As per your requirements, I would suggest that you start with any simple CNN network.
CNNs take advantage of the hierarchical pattern in data and assemble more complex patterns using smaller and simpler patterns. Therefore, on the scale of connectedness and complexity, CNNs are on the lower extreme.
Here is a Keras example:
model = models.Sequential()
model.add(layers.Conv2D(32, kernel_size=(3, 3), activation='relu', input_shape=image_shape))
model.add(layers.MaxPooling2D((2, 2)))
model.add(layers.Conv2D(64, kernel_size=(3, 3), activation='relu'))
model.add(layers.MaxPooling2D((2, 2)))
model.add(layers.Conv2D(64, kernel_size=(3, 3), activation='relu'))
model.add(layers.Flatten())
model.add(layers.Dense(64, activation='relu'))
# output layer
model.add(layers.Dense(1))
where image_shape
is the resolution and number of channels of images (e.g. 128x128x3 for RGB images). I also suggest you downscaling the imageimages to a lower resolution. You will also have to crop the images as they must all be the same image_shape
.
Also take a look at the MaxPooling2D and BatchNormalization layers.

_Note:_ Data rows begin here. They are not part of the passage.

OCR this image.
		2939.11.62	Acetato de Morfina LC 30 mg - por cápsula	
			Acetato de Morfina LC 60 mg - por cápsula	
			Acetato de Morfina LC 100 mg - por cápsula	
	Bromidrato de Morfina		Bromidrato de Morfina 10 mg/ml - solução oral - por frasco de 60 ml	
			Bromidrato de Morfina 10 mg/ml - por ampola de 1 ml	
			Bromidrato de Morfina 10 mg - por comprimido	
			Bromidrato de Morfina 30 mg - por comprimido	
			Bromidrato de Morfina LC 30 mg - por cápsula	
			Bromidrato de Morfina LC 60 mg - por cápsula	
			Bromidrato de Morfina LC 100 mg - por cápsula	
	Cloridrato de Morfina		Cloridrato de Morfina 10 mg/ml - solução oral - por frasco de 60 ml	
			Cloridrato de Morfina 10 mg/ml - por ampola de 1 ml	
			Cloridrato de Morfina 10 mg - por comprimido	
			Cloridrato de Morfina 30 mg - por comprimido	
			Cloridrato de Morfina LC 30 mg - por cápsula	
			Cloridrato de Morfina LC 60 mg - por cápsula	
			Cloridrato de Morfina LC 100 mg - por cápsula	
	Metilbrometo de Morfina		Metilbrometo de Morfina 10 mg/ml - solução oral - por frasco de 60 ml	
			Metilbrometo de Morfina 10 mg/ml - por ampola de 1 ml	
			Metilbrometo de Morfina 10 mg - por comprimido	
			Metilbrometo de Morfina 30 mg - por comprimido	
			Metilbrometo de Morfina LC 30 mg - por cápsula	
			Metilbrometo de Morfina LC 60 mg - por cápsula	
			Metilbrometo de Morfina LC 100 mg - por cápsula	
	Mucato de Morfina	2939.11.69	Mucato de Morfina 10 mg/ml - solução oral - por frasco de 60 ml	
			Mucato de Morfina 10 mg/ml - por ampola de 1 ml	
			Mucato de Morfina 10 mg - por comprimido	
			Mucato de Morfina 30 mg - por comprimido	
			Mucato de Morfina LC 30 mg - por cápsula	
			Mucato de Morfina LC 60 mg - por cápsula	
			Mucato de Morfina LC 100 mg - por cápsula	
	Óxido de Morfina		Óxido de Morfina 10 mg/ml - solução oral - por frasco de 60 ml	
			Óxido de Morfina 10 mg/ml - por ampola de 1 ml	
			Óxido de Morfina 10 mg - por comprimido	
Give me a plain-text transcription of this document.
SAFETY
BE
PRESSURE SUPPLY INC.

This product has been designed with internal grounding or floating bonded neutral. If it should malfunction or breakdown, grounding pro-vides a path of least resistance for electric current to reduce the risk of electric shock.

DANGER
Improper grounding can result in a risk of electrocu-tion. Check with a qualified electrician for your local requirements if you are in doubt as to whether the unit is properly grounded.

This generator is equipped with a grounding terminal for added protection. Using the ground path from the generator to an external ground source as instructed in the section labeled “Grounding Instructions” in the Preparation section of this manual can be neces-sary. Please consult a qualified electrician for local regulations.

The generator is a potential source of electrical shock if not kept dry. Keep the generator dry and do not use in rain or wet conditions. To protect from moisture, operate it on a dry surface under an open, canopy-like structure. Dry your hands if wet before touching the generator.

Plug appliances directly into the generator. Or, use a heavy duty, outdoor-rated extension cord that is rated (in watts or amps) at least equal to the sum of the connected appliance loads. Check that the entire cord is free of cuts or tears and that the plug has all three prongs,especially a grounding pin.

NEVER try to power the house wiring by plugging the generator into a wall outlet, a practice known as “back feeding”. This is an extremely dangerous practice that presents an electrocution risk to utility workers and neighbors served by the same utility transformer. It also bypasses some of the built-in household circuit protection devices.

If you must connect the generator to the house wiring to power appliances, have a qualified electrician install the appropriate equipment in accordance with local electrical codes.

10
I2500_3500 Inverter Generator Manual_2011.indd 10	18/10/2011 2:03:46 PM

Since you only have real and CGI images, this becomes a binary classification problem. Therefore you can have a single output (0 - CGI, 1 - real). Such problems can be solved with BinaryCrossentropy loss.
model.compile(loss=losses.BinaryCrossentropy(from_loits=True), optimizer='adam')
Finally, you can fit your model
history = model.fit(train_images, train_labels, epochs=1000, validation_data=(test_images, test_labels))
You can find a complete example here.
Please note that depending on your data, the model can become biased if your dataset is unbalanced. That is, if all of your CGI images have text, and only a small fraction of the real images also have text, they might be misclassified. Therefore, I recommend that you visualize your model to better understand what it has learned. Here is an example of such a problem we faced at our university.
There are also more advanced CNN architectures such as ResNet, VGG or YOLO. You can also extend your model with time series (i.e. video) using LSTM or GRU architecture.